スーツと合わせる最適解。FAROの財布

 私は、これまでも財布にはそれなりに拘ってきた。いままで使っていたのが、日本のブランド「キプリス」の、ブラウンの二つ折り財布。コストパフォーマンス抜群の、美しい財布だ。

 ただこの財布、ビジネスシーンに相応しい雰囲気かというと、ちょっと派手だった。それに、スーツのポケットに入れるには厚すぎる。そこで今回は、スーツのシルエットに影響しないような、薄い財布を探すことに。

 で、あれこれ検討した結果、私のビジネス財布に決定したのが・・・こちらの財布。「ファーロ(FARO)」「スペリオ・フィンカーフ」。これまた日本のブランドである。

・ビジネス財布は、シンプルであれ。


 ご覧いただければ分かるように、この財布、パッと見ではきわめてシンプルである。人によっては「地味」な印象すら受けるかもしれない。

 だが今回欲しかったのは、プライベートよりビジネスシーンに重きをおいた財布。極限までシンプルで、しかし職人の技が詰まった「分かる人には分かる」品こそが相応しいのだ。これみよがしにロゴで飾られた財布など、ジェントルマンファッションにおいてはナンセンスである。

 「さりげなく良いモノを使う」ことにこそ、ジェントルマンファッションの真髄があると、私はそう思うのだ。(え?ならなぜブログで見せびらかしているのかって?シーッ!)

・これ以上は望めないほどの薄さ。

 この財布の最大の特長は、この薄さ。実際に手にし、懐に忍ばせると、写真で見るよりも更に薄く感じられる。それでいてハリのあるしなやかさを持ち合わせているので、貧弱な印象はまるでない。

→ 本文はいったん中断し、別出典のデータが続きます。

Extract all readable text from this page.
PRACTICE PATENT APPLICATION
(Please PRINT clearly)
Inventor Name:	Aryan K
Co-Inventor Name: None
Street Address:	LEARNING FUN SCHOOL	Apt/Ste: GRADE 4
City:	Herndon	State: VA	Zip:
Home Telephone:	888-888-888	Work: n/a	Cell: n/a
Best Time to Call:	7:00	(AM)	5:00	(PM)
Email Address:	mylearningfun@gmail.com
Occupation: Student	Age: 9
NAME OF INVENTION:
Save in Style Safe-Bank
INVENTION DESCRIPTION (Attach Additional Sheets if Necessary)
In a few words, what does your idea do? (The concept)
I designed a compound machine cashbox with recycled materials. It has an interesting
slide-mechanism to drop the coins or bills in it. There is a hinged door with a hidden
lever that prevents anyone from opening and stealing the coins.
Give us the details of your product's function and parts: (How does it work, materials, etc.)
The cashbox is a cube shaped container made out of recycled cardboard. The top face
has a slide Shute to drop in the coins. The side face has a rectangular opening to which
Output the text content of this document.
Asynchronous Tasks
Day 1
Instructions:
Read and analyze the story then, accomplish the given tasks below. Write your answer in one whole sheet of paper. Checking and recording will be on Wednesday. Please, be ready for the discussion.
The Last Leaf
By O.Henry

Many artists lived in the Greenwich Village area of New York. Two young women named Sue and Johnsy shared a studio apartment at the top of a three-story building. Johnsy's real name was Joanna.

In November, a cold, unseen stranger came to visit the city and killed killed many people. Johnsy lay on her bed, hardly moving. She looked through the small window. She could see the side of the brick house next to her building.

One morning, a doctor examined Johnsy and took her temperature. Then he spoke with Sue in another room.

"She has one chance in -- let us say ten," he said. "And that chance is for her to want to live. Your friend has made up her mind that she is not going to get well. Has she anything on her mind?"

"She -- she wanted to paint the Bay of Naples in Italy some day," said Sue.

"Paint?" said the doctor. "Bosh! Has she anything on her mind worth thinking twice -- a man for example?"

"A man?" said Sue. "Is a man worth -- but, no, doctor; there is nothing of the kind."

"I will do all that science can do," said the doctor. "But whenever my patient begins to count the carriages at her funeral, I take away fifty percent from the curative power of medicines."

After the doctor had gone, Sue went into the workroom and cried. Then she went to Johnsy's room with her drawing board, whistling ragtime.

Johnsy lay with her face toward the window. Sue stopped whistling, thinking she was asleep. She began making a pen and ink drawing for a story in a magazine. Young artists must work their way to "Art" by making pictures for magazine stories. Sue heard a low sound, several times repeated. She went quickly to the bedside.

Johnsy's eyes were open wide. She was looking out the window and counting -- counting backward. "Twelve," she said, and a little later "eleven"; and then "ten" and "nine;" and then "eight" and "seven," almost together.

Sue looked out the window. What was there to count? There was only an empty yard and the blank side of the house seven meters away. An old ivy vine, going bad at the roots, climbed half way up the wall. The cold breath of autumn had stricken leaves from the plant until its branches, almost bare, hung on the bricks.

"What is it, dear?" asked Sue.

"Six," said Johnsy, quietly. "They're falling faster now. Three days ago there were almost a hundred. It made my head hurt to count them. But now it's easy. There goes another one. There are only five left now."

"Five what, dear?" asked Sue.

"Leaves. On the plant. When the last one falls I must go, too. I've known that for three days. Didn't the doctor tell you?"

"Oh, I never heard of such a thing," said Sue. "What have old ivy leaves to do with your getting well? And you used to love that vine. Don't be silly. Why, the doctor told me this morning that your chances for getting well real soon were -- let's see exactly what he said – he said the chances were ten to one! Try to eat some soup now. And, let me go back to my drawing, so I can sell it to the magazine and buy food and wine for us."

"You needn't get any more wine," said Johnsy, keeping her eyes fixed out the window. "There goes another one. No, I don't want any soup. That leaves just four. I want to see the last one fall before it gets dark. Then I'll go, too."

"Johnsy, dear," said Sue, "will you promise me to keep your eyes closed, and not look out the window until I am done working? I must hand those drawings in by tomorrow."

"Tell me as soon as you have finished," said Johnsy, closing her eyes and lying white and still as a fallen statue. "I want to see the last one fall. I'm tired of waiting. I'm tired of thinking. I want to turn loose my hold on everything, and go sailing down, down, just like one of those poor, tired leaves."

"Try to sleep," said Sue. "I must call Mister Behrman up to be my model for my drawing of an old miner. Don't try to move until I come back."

 これは、薄い革素材を美しく貼りあわせ、革の重なる部分を極限まで削りこむ、職人の技によるものだという。縫製も含めて、さすが、文句のつけようのない仕上がりである。

・実用性も十二分

 これだけ薄く造られているにも関わらず、6枚分のカードポケット、小銭入れまで完備しているのは本当に素晴らしい。実際にカードや小銭を収納しても、その薄さが損なわれることはない。とくに小銭入れは思った以上に収納力があり、驚かされた。

 強いて言えば、小銭入れの奥に入り込んだ小銭を取り出すのが些か大変なのは残念。だが、この薄さと強度を保つためには、小銭入れの利便性が多少犠牲になるのは仕方ないだろう。むしろこの薄さでマチまでつけているのは素晴らしい技術だ。

・「あのドラマ」でも登場した逸品


 さて、お気づきの方もいるかもしれないが、これ、昨年放送されていたドラマ「俺のダンディズム」にも登場した財布。作中に登場した財布の中でも、圧倒的な薄さを誇っていたのが、このファーロの財布だった。

 ああいうドラマを通じて「ダンディな」アイテムの情報が増えるのは、私のような者にとっても本当に喜ばしいこと。2期とかやらないのかなぁ・・・。


 と、いうわけで、「ファーロ」の長財布、如何だっただろうか。この薄さとシンプルかつ上品な雰囲気は、ビジネスシーンにおいては「究極」の財布の1つと言っても過言ではない気がする。また使い込んだ上での発見などがあれば、改めて掲載していきたい。